Passive Smoking Can Harm Pets



Passive smoking can harm pets
25th February 2013

by Sandra Pearce

In light of a recent government anti-smoking campaign, a veterinary surgery is urging smokers to be aware of the health risks posed to their pets as a result of passive smoking.

A spokesman said: “Animals are particularly susceptible to the dangers of passive smoking due to the fact that they constantly lick their fur, which holds the residue of nicotine and tar.  This is especially true of cats, who are more likely to groom themselves.  As a result, cats in a smoking household are 2.5 times more likely to develop cancer, specifically lymphoma (cancer of the lymph nodes), than a cat who is not exposed to smoke.”

Long-nosed dogs, such as collies, are 2.5 times more likely to develop nasal cavity cancers if they are surrounded by smoke.  Short-to-medium-nosed dogs, such as bulldogs and pugs, are 1.6 times more likely to develop lung cancer as they directly inhale the smoke.

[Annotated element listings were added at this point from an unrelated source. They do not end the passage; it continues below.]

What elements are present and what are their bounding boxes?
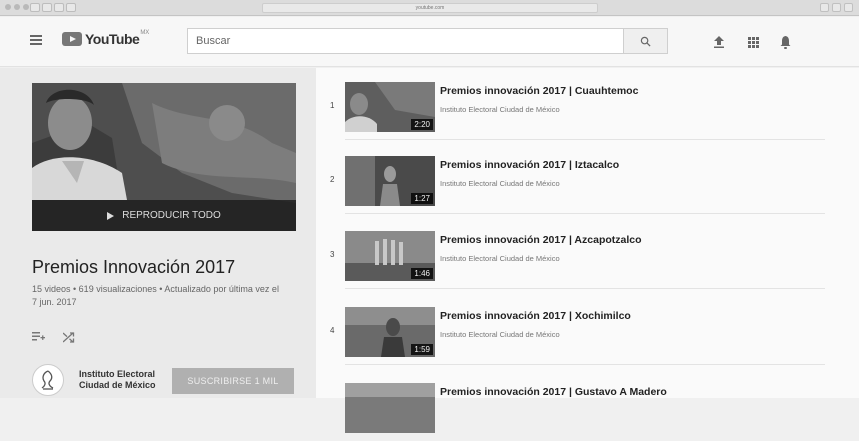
browser-new-tab-button[interactable]	[844, 3, 853, 12]
search-icon	[640, 36, 651, 47]
divider	[345, 288, 825, 289]
video-title[interactable]: Premios innovación 2017 | Xochimilco	[440, 310, 631, 322]
video-channel[interactable]: Instituto Electoral Ciudad de México	[440, 330, 560, 339]
subscribe-label: SUSCRIBIRSE	[187, 376, 252, 386]
search-input[interactable]	[188, 29, 623, 53]
channel-name[interactable]: Instituto Electoral Ciudad de México	[79, 369, 169, 391]
video-duration: 1:59	[411, 344, 433, 355]
playlist-sidebar: REPRODUCIR TODO Premios Innovación 2017 …	[0, 68, 316, 398]
notifications-button[interactable]	[778, 35, 792, 49]
video-thumbnail[interactable]	[345, 383, 435, 433]
apps-button[interactable]	[746, 35, 760, 49]
browser-forward-button[interactable]	[54, 3, 64, 12]
playlist-title: Premios Innovación 2017	[32, 257, 236, 277]
channel-avatar[interactable]	[32, 364, 64, 396]
video-index: 4	[330, 326, 335, 335]
bell-icon	[780, 35, 790, 49]
add-to-queue-icon[interactable]	[32, 332, 45, 343]
subscriber-count: 1 MIL	[254, 376, 279, 386]
browser-tabs-button[interactable]	[832, 3, 841, 12]
video-thumbnail[interactable]: 1:46	[345, 231, 435, 281]
upload-button[interactable]	[712, 35, 726, 49]
minimize-window-dot[interactable]	[14, 4, 20, 10]
browser-back-button[interactable]	[42, 3, 52, 12]
logo-country-code: MX	[140, 30, 150, 36]
browser-download-button[interactable]	[820, 3, 829, 12]
video-index: 3	[330, 250, 335, 259]
browser-sidebar-button[interactable]	[30, 3, 40, 12]
play-icon	[107, 211, 115, 220]
video-list-item[interactable]: 3 1:46 Premios innovación 2017 | Azcapot…	[316, 217, 826, 289]
browser-right-controls	[820, 3, 853, 12]
video-list-item[interactable]: Premios innovación 2017 | Gustavo A Made…	[316, 369, 826, 441]
shuffle-icon[interactable]	[63, 332, 75, 343]
window-controls[interactable]	[5, 4, 29, 10]
browser-share-button[interactable]	[66, 3, 76, 12]
channel-logo-icon	[41, 370, 54, 390]
video-channel[interactable]: Instituto Electoral Ciudad de México	[440, 254, 560, 263]
video-list-item[interactable]: 2 1:27 Premios innovación 2017 | Iztacal…	[316, 142, 826, 214]
upload-icon	[714, 36, 724, 48]
playlist-actions	[32, 332, 75, 343]
playlist-video-list: 1 2:20 Premios innovación 2017 | Cuauhte…	[316, 68, 859, 433]
youtube-logo[interactable]: YouTube MX	[62, 30, 150, 47]
video-index: 1	[330, 101, 335, 110]
play-all-button[interactable]: REPRODUCIR TODO	[32, 200, 296, 231]
video-thumbnail-image	[345, 383, 435, 433]
divider	[345, 139, 825, 140]
playlist-meta: 15 videos • 619 visualizaciones • Actual…	[32, 284, 279, 307]
video-thumbnail[interactable]: 1:27	[345, 156, 435, 206]
address-bar[interactable]: youtube.com	[262, 3, 598, 13]
site-header: YouTube MX	[0, 17, 859, 67]
divider	[345, 213, 825, 214]
video-index: 2	[330, 175, 335, 184]
video-channel[interactable]: Instituto Electoral Ciudad de México	[440, 105, 560, 114]
play-all-label: REPRODUCIR TODO	[122, 210, 221, 221]
video-duration: 1:27	[411, 193, 433, 204]
video-channel[interactable]: Instituto Electoral Ciudad de México	[440, 179, 560, 188]
maximize-window-dot[interactable]	[23, 4, 29, 10]
logo-text: YouTube	[85, 31, 140, 47]
video-title[interactable]: Premios innovación 2017 | Azcapotzalco	[440, 234, 642, 246]
video-thumbnail[interactable]: 1:59	[345, 307, 435, 357]
browser-chrome: youtube.com	[0, 0, 859, 16]
video-list-item[interactable]: 4 1:59 Premios innovación 2017 | Xochimi…	[316, 293, 826, 365]
youtube-play-logo-icon	[62, 32, 82, 46]
video-title[interactable]: Premios innovación 2017 | Iztacalco	[440, 159, 619, 171]
search-box	[187, 28, 624, 54]
close-window-dot[interactable]	[5, 4, 11, 10]
video-duration: 2:20	[411, 119, 433, 130]
video-duration: 1:46	[411, 268, 433, 279]
video-list-item[interactable]: 1 2:20 Premios innovación 2017 | Cuauhte…	[316, 68, 826, 140]
video-title[interactable]: Premios innovación 2017 | Cuauhtemoc	[440, 85, 638, 97]
apps-icon	[747, 36, 759, 48]
divider	[345, 364, 825, 365]
channel-info: Instituto Electoral Ciudad de México SUS…	[32, 362, 294, 402]
search-button[interactable]	[623, 28, 668, 54]
video-thumbnail[interactable]: 2:20	[345, 82, 435, 132]
playlist-thumbnail[interactable]: REPRODUCIR TODO	[32, 83, 296, 231]
subscribe-button[interactable]: SUSCRIBIRSE 1 MIL	[172, 368, 294, 394]
video-title[interactable]: Premios innovación 2017 | Gustavo A Made…	[440, 386, 667, 398]
browser-nav	[30, 3, 76, 12]
menu-icon[interactable]	[30, 35, 42, 45]
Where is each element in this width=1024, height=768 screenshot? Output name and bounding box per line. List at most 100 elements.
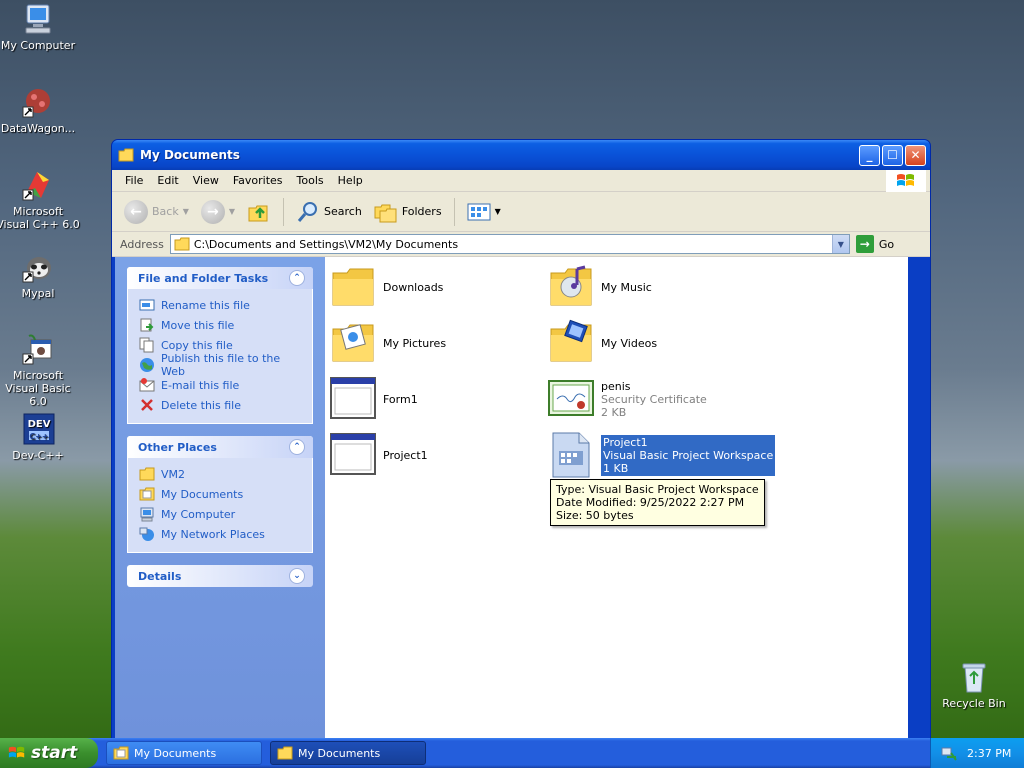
expand-icon[interactable]: ⌄ — [289, 568, 305, 584]
file-item-my-pictures[interactable]: My Pictures — [329, 319, 446, 367]
raccoon-icon — [22, 257, 51, 283]
rename-icon — [139, 299, 155, 311]
folder-icon — [139, 467, 155, 481]
maximize-icon: ☐ — [887, 148, 898, 162]
taskbar: start My Documents My Documents 2:37 PM — [0, 738, 1024, 768]
folders-button[interactable]: Folders — [370, 199, 446, 225]
details-header[interactable]: Details ⌄ — [127, 565, 313, 587]
address-value: C:\Documents and Settings\VM2\My Documen… — [193, 237, 459, 251]
menu-tools[interactable]: Tools — [290, 174, 331, 187]
menu-view[interactable]: View — [186, 174, 226, 187]
my-documents-icon — [139, 487, 155, 501]
taskbar-item-my-documents-active[interactable]: My Documents — [270, 741, 426, 765]
file-item-my-videos[interactable]: My Videos — [547, 319, 657, 367]
menu-file[interactable]: File — [118, 174, 150, 187]
maximize-button[interactable]: ☐ — [882, 144, 903, 166]
taskbar-item-my-documents[interactable]: My Documents — [106, 741, 262, 765]
task-publish[interactable]: Publish this file to the Web — [139, 352, 302, 378]
network-tray-icon[interactable] — [941, 745, 957, 761]
place-my-documents[interactable]: My Documents — [139, 484, 302, 504]
go-button[interactable]: → Go — [855, 235, 895, 253]
close-button[interactable]: ✕ — [905, 144, 926, 166]
desktop-icon-recycle-bin[interactable]: Recycle Bin — [932, 660, 1016, 710]
minimize-icon: _ — [866, 148, 873, 162]
place-my-network-places[interactable]: My Network Places — [139, 524, 302, 544]
file-item-project1[interactable]: Project1 — [329, 431, 428, 479]
visual-cpp-icon — [22, 172, 49, 201]
views-icon — [467, 203, 491, 220]
clock[interactable]: 2:37 PM — [967, 747, 1011, 760]
folder-icon — [332, 268, 374, 306]
title-bar[interactable]: My Documents _ ☐ ✕ — [112, 140, 930, 170]
my-documents-icon — [113, 746, 129, 760]
system-tray: 2:37 PM — [930, 738, 1024, 768]
menu-favorites[interactable]: Favorites — [226, 174, 290, 187]
toolbar: ← Back ▼ → ▼ Search Folders ▼ — [112, 192, 930, 232]
file-item-certificate[interactable]: penis Security Certificate 2 KB — [547, 375, 707, 423]
content-area: File and Folder Tasks ⌃ Rename this file… — [115, 257, 908, 738]
forward-button[interactable]: → ▼ — [197, 198, 239, 226]
recycle-bin-icon — [962, 663, 986, 693]
file-item-project1-workspace[interactable]: Project1 Visual Basic Project Workspace … — [547, 431, 776, 479]
task-move[interactable]: Move this file — [139, 315, 302, 335]
desktop-icon-my-computer[interactable]: My Computer — [0, 2, 80, 52]
place-my-computer[interactable]: My Computer — [139, 504, 302, 524]
windows-flag-icon — [897, 174, 914, 186]
file-folder-tasks-header[interactable]: File and Folder Tasks ⌃ — [127, 267, 313, 289]
search-button[interactable]: Search — [292, 198, 366, 226]
search-label: Search — [324, 205, 362, 218]
task-rename[interactable]: Rename this file — [139, 295, 302, 315]
desktop-icon-label: Microsoft Visual Basic 6.0 — [5, 369, 71, 408]
tooltip-type: Type: Visual Basic Project Workspace — [556, 483, 759, 496]
desktop-icon-label: Dev-C++ — [12, 449, 64, 462]
other-places-header[interactable]: Other Places ⌃ — [127, 436, 313, 458]
computer-icon — [25, 4, 51, 34]
delete-icon — [141, 399, 153, 411]
address-dropdown-button[interactable]: ▼ — [831, 235, 849, 253]
collapse-icon[interactable]: ⌃ — [289, 270, 305, 286]
panel-title: File and Folder Tasks — [138, 271, 269, 285]
up-folder-button[interactable] — [243, 198, 275, 226]
menu-help[interactable]: Help — [331, 174, 370, 187]
menu-bar: File Edit View Favorites Tools Help — [112, 170, 930, 192]
desktop-icon-visual-cpp[interactable]: Microsoft Visual C++ 6.0 — [0, 168, 80, 231]
file-item-form1[interactable]: Form1 — [329, 375, 418, 423]
vb-workspace-icon — [552, 432, 590, 478]
task-email[interactable]: E-mail this file — [139, 375, 302, 395]
place-vm2[interactable]: VM2 — [139, 464, 302, 484]
close-icon: ✕ — [910, 148, 921, 162]
desktop-icon-dev-cpp[interactable]: DEV C++ Dev-C++ — [0, 412, 80, 462]
views-button[interactable]: ▼ — [463, 200, 505, 224]
menu-edit[interactable]: Edit — [150, 174, 185, 187]
music-folder-icon — [550, 265, 592, 306]
svg-text:DEV: DEV — [28, 419, 51, 430]
file-item-downloads[interactable]: Downloads — [329, 263, 443, 311]
forward-arrow-icon: → — [200, 199, 225, 224]
task-delete[interactable]: Delete this file — [139, 395, 302, 415]
desktop-icon-label: My Computer — [0, 39, 76, 52]
panel-title: Details — [138, 569, 182, 583]
visual-basic-icon — [22, 334, 52, 365]
computer-icon — [140, 507, 154, 522]
task-pane: File and Folder Tasks ⌃ Rename this file… — [115, 257, 325, 738]
back-button[interactable]: ← Back ▼ — [120, 198, 193, 226]
collapse-icon[interactable]: ⌃ — [289, 439, 305, 455]
file-tooltip: Type: Visual Basic Project Workspace Dat… — [550, 479, 765, 526]
project-file-icon — [330, 433, 376, 475]
form-file-icon — [330, 377, 376, 419]
file-item-my-music[interactable]: My Music — [547, 263, 652, 311]
start-button[interactable]: start — [0, 738, 98, 768]
windows-logo — [886, 170, 926, 192]
desktop-icon-label: Mypal — [21, 287, 55, 300]
go-label: Go — [878, 237, 895, 251]
tooltip-size: Size: 50 bytes — [556, 509, 634, 522]
address-input[interactable]: C:\Documents and Settings\VM2\My Documen… — [169, 234, 850, 254]
toolbar-separator — [283, 197, 285, 226]
chevron-down-icon: ▼ — [182, 207, 189, 216]
minimize-button[interactable]: _ — [859, 144, 880, 166]
desktop-icon-mypal[interactable]: Mypal — [0, 250, 80, 300]
move-icon — [140, 318, 154, 332]
desktop-icon-datawagon[interactable]: DataWagon... — [0, 85, 80, 135]
window-title: My Documents — [140, 148, 240, 162]
desktop-icon-visual-basic[interactable]: Microsoft Visual Basic 6.0 — [0, 332, 80, 408]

The toxic dose of nicotine for dogs is between 20-100 mg and a cigarette contains 15-30 mg, meaning that chewing less than one cigarette could seriously harm a dog’s health.

Julian Peters, owner of Arthur Lodge Veterinary Group, said: “Many people only think of passive smoking in regard to humans but it is just as much a concern for animals who live in smoking household.  As well as cancer, it can also be a factor in other respiratory diseases such as bronchitis.

“I would urge all owners to keep on top of health checks for their pets if they are exposed to smoke inhalations, helping us to spot early signs. This is particularly true for dental checks, which can pick up mouth cancer.  It is also vital to keep up with brushing and grooming to remove any toxins from their fur. Try and keep nicotine-related products out of their reach as they can be quite curious creatures.”